Die Frage, auf die sie sich bezieht, war: “Urban, grau, dreckig – weniger fluffig als die Cover anderer Verlage. Ist das Absicht?” Spannende Frage. Wir sehen uns an. Wir denken nach.
“Hm. Meins ist nicht urban”, sagt Franzi. Jenny nickt. “Deins nicht, aber sonst ist da schon was dran. Liegt natürlich unter anderem daran, dass wir einfach nur jedes Buch für sich betrachten und versuchen, dazu ein möglichst genau passendes Cover zu finden – unabhängig davon, was sonst gerade in ist oder gut läuft. Wenn das zufällig ein gefälliges me-too-Cover ist, weil es zum Buch passt oder die Autorin sich das wünscht, dann machen wir auch das. Ist halt bisher nicht vorgekommen.”
“Würde ich mich auch schwer tun damit”, murmelt Julia, aber sie tut es so leise, dass es sonst niemand hört.
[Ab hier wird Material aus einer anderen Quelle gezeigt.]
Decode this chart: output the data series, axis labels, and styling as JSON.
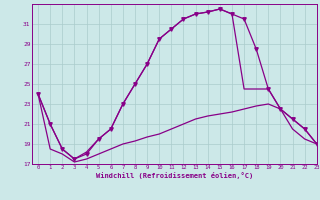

Jenny ist richtig in Fahrt gekommen. “Unter anderem liegt das natürlich daran”, doziert sie, “dass wir im Ink Rebels Büro anders arbeiten als in den großen Verlagen, wo die Designer in der Regel vom Buch nicht mehr kennen als das Exposé. Wir brainstormen über Titel und Cover, bis die Tastaturen rauchen, und am Ende hat die Autorin das letzte Wort.”
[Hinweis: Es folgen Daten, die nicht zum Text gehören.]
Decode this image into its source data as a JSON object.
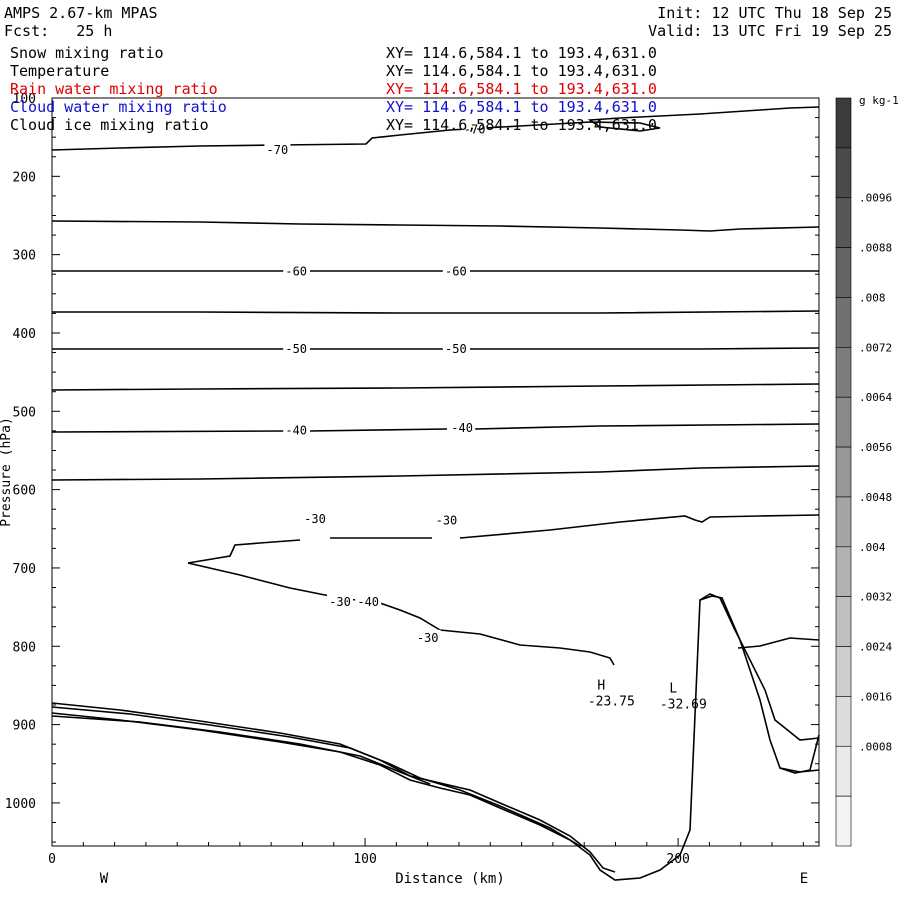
{
  "header": {
    "model": "AMPS 2.67-km MPAS",
    "forecast": "Fcst:   25 h",
    "init": "Init: 12 UTC Thu 18 Sep 25",
    "valid": "Valid: 13 UTC Fri 19 Sep 25"
  },
  "fields": [
    {
      "name": "Snow mixing ratio",
      "xy": "XY= 114.6,584.1 to 193.4,631.0",
      "color": "#000000"
    },
    {
      "name": "Temperature",
      "xy": "XY= 114.6,584.1 to 193.4,631.0",
      "color": "#000000"
    },
    {
      "name": "Rain water mixing ratio",
      "xy": "XY= 114.6,584.1 to 193.4,631.0",
      "color": "#e00000"
    },
    {
      "name": "Cloud water mixing ratio",
      "xy": "XY= 114.6,584.1 to 193.4,631.0",
      "color": "#1010d0"
    },
    {
      "name": "Cloud ice mixing ratio",
      "xy": "XY= 114.6,584.1 to 193.4,631.0",
      "color": "#000000"
    }
  ],
  "chart_data": {
    "type": "contour",
    "xlabel": "Distance (km)",
    "ylabel": "Pressure (hPa)",
    "xlim": [
      0,
      245
    ],
    "ylim": [
      1055,
      100
    ],
    "x_ticks": [
      0,
      100,
      200
    ],
    "y_ticks": [
      100,
      200,
      300,
      400,
      500,
      600,
      700,
      800,
      900,
      1000
    ],
    "x_end_labels": {
      "left": "W",
      "right": "E"
    },
    "contour_labels": [
      {
        "text": "-70",
        "x": 72,
        "p": 165
      },
      {
        "text": "-70",
        "x": 135,
        "p": 139
      },
      {
        "text": "-60",
        "x": 78,
        "p": 320
      },
      {
        "text": "-60",
        "x": 129,
        "p": 320
      },
      {
        "text": "-50",
        "x": 78,
        "p": 419
      },
      {
        "text": "-50",
        "x": 129,
        "p": 419
      },
      {
        "text": "-40",
        "x": 78,
        "p": 523
      },
      {
        "text": "-40",
        "x": 131,
        "p": 520
      },
      {
        "text": "-30",
        "x": 84,
        "p": 636
      },
      {
        "text": "-30",
        "x": 126,
        "p": 638
      },
      {
        "text": "-40",
        "x": 101,
        "p": 742
      },
      {
        "text": "-30",
        "x": 120,
        "p": 788
      },
      {
        "text": "-30",
        "x": 92,
        "p": 742
      }
    ],
    "extrema": [
      {
        "type": "H",
        "value": "-23.75",
        "x": 171,
        "p": 855
      },
      {
        "type": "L",
        "value": "-32.69",
        "x": 194,
        "p": 859
      }
    ],
    "colorbar": {
      "unit": "g kg-1",
      "labels": [
        ".0096",
        ".0088",
        ".008",
        ".0072",
        ".0064",
        ".0056",
        ".0048",
        ".004",
        ".0032",
        ".0024",
        ".0016",
        ".0008"
      ],
      "colors": [
        "#3c3c3c",
        "#4a4a4a",
        "#575757",
        "#646464",
        "#717171",
        "#7d7d7d",
        "#8a8a8a",
        "#979797",
        "#a4a4a4",
        "#b1b1b1",
        "#bfbfbf",
        "#cdcdcd",
        "#dcdcdc",
        "#eaeaea",
        "#f4f4f4"
      ]
    }
  }
}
“Genau, und erst, wenn sie sagt “DAS hier, das trifft genau das, was in meinem Buch drin ist” – dann ist es das”, ruft Franzi und schaut verzückt auf ihr neues Cover. Franzis Buch durfte nämlich aus rechtlichen Gründen nicht Spurenwechsel heißen und hat jetzt – nach langer, intensiver, schmerzvoller Redaktionsrunde – einen neuen Titel, der noch viel, viel besser passt. Persönlicher ist. Griffiger ist. Die Stimmung des Buches besser einfängt: UND IRGENDWO ICH Wir sind alle sehr verliebt. Und nicht nur in Franzis neues Buch. Kira hat sich an der Diskussion über die Urbanität unserer Cover nicht beteiligen können, weil sie so abgelenkt ist von ihrem neuen Projekt.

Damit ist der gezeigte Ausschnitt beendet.